Posted: Tue Oct 17, 2006 8:58 pm
by John
If you only want the 20 or so links on that page indexed then you may want to set depth 1.

Indexing query

Posted: Tue Oct 17, 2006 9:29 pm
by legedza.henry
Unfortunatelty the 20 or so links aren't on the one page within the base url, they are a couple of levels down.

So if change the depth value to get all of those I also get lots of others from the main www.decs.sa.gov.au site.

Indexing query

Posted: Wed Oct 18, 2006 11:06 am
by mark
Let me see if I follow...
Given base url http://abc/def you want to walk everything having the prefix abc/def and also want to get the individual pages linked by def but aren't under def. For those pages you don't want to follow more links.

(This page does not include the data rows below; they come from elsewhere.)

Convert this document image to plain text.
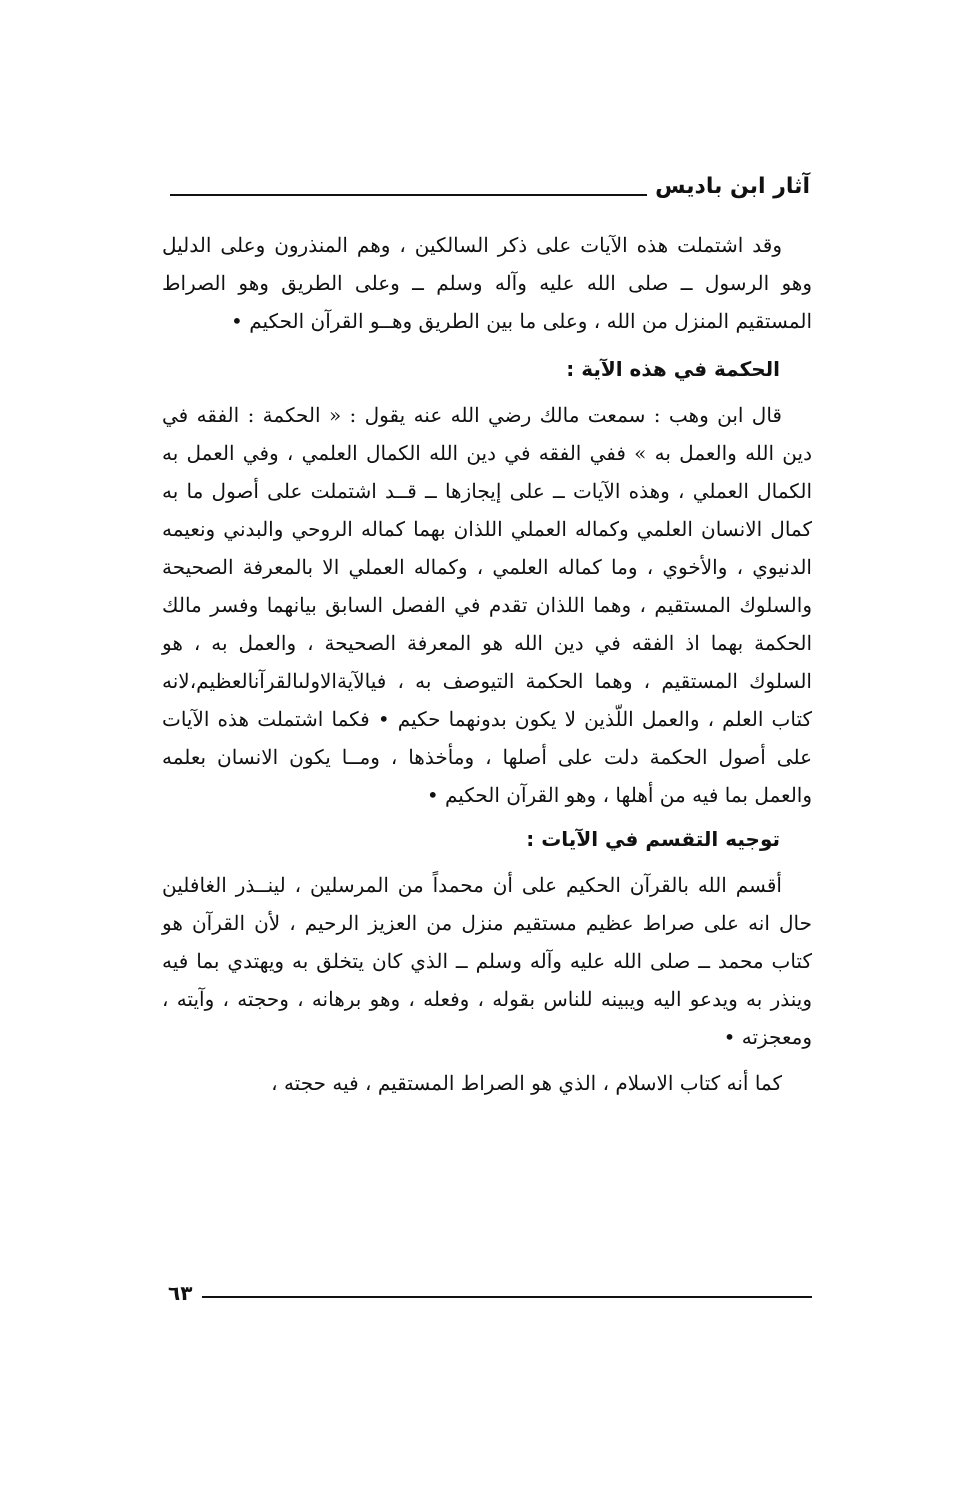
آثار ابن باديس

وقد اشتملت هذه الآيات على ذكر السالكين ، وهم المنذرون وعلى الدليل وهو الرسول ــ صلى الله عليه وآله وسلم ــ وعلى الطريق وهو الصراط المستقيم المنزل من الله ، وعلى ما بين الطريق وهــو القرآن الحكيم •

الحكمة في هذه الآية :

قال ابن وهب : سمعت مالك رضي الله عنه يقول : « الحكمة : الفقه في دين الله والعمل به » ففي الفقه في دين الله الكمال العلمي ، وفي العمل به الكمال العملي ، وهذه الآيات ــ على إيجازها ــ قــد اشتملت على أصول ما به كمال الانسان العلمي وكماله العملي اللذان بهما كماله الروحي والبدني ونعيمه الدنيوي ، والأخوي ، وما كماله العلمي ، وكماله العملي الا بالمعرفة الصحيحة والسلوك المستقيم ، وهما اللذان تقدم في الفصل السابق بيانهما وفسر مالك الحكمة بهما اذ الفقه في دين الله هو المعرفة الصحيحة ، والعمل به ، هو السلوك المستقيم ، وهما الحكمة التيوصف به ، فيالآيةالاولىالقرآنالعظيم،لانه كتاب العلم ، والعمل اللّذين لا يكون بدونهما حكيم • فكما اشتملت هذه الآيات على أصول الحكمة دلت على أصلها ، ومأخذها ، ومــا يكون الانسان بعلمه والعمل بما فيه من أهلها ، وهو القرآن الحكيم •

توجيه التقسم في الآيات :

أقسم الله بالقرآن الحكيم على أن محمداً من المرسلين ، لينــذر الغافلين حال انه على صراط عظيم مستقيم منزل من العزيز الرحيم ، لأن القرآن هو كتاب محمد ــ صلى الله عليه وآله وسلم ــ الذي كان يتخلق به ويهتدي بما فيه وينذر به ويدعو اليه ويبينه للناس بقوله ، وفعله ، وهو برهانه ، وحجته ، وآيته ، ومعجزته •

كما أنه كتاب الاسلام ، الذي هو الصراط المستقيم ، فيه حجته ،

٦٣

You could modify the script slightly to treat the unwanted prefix pages as offsite pages then set off-site pages to y. Where you find <$reason="Unwanted prefix"> change it to <xtree insert $u offsite> .

Indexing query

Posted: Wed Oct 18, 2006 7:54 pm
by legedza.henry
I made the change to the script and the result is now the previously "unwanted prefix" pages are being completely ignored during the index even with Offsite set to Yes

eg all http://abc/def pages being indexed
all completely offsites referenced by abc/def are being indexed

but those sites http://abc or http://abc/lmn or http://abc/rst are not being indexed but also no error is being reported.

Indexing query

Posted: Thu Oct 19, 2006 12:22 pm
by mark
Sorry, $u above should be $olinks .

<xtree insert $olinks offsite>

Indexing query

Posted: Fri Oct 20, 2006 1:51 am
by legedza.henry
Yep, that seems to have doen the trick as well. Thanks.